The bird flu threat loomed large at the 21-member Asia Pacific Economic Cooperation summit that began Friday.

Australian Prime Minister John Howard urged countries to put aside “national pride or self-consciousness” and be open about reporting outbreaks.

“The last thing that any nation can afford, not only in its own interests but in the interests of fellow members of the world community, is to in any way hide or cover up the onset of the signs of an outbreak of something that could turn into a pandemic,” Howard said.

The leaders’ final declaration lists preventing the spread of bird flu as a top priority along with free trade and fighting terrorism, according to a draft.

Even as the disease spread among China’s poultry, Beijing said Friday that 174 villagers who came in contact with two people sickened by bird flu show no signs of the disease and have been released from medical observation.

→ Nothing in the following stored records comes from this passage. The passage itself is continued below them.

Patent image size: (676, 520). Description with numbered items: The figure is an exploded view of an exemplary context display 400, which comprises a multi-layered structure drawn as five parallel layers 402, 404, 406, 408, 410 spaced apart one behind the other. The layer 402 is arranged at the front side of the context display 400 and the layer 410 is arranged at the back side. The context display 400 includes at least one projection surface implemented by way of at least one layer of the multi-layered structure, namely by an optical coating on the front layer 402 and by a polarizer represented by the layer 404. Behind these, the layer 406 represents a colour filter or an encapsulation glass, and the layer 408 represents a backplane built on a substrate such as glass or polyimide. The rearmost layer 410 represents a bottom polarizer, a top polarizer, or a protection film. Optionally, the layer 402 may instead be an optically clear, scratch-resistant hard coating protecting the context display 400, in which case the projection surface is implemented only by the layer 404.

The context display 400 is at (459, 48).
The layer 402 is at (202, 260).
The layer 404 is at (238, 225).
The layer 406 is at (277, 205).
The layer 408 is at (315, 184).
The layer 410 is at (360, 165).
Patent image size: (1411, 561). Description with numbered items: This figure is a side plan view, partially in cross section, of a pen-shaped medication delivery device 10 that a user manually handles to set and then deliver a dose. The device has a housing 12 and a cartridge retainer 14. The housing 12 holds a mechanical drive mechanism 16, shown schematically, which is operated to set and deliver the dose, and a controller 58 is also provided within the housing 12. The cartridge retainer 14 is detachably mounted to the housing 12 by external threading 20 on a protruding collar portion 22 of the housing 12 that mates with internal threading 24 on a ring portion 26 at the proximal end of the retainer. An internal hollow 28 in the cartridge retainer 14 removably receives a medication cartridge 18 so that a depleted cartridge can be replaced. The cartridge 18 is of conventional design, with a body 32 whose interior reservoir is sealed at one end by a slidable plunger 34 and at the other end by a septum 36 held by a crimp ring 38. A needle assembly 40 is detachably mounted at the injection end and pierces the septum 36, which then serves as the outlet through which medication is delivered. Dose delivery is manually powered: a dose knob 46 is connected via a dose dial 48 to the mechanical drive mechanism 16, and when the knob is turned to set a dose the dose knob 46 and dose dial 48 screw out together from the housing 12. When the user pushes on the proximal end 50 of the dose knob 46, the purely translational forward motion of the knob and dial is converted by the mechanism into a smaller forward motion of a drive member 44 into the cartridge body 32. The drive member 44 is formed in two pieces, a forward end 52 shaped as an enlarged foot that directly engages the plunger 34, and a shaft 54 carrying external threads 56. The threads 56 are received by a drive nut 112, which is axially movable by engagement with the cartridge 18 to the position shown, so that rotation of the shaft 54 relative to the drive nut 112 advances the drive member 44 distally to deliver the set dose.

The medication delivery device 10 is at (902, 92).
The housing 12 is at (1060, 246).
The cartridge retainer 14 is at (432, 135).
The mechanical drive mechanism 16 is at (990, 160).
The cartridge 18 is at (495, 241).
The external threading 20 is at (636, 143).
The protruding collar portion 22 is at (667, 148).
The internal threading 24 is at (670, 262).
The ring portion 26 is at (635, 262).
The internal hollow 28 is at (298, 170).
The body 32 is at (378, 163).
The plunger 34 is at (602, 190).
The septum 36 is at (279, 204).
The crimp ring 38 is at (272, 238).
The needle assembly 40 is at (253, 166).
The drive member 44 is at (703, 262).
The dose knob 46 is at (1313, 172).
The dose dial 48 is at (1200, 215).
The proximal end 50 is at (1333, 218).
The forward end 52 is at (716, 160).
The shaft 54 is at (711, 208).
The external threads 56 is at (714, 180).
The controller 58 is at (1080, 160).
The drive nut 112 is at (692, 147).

China confirmed its first human cases of bird flu on Wednesday – a woman who died and a boy who recovered. The boy’s sister, who died, is a suspected case. All three had contact with sick poultry.

Chinese officials have blamed migratory birds for many of the nation’s outbreaks and say that vaccinating domestic poultry is their best bet in severing the transmission link between wild and tame birds.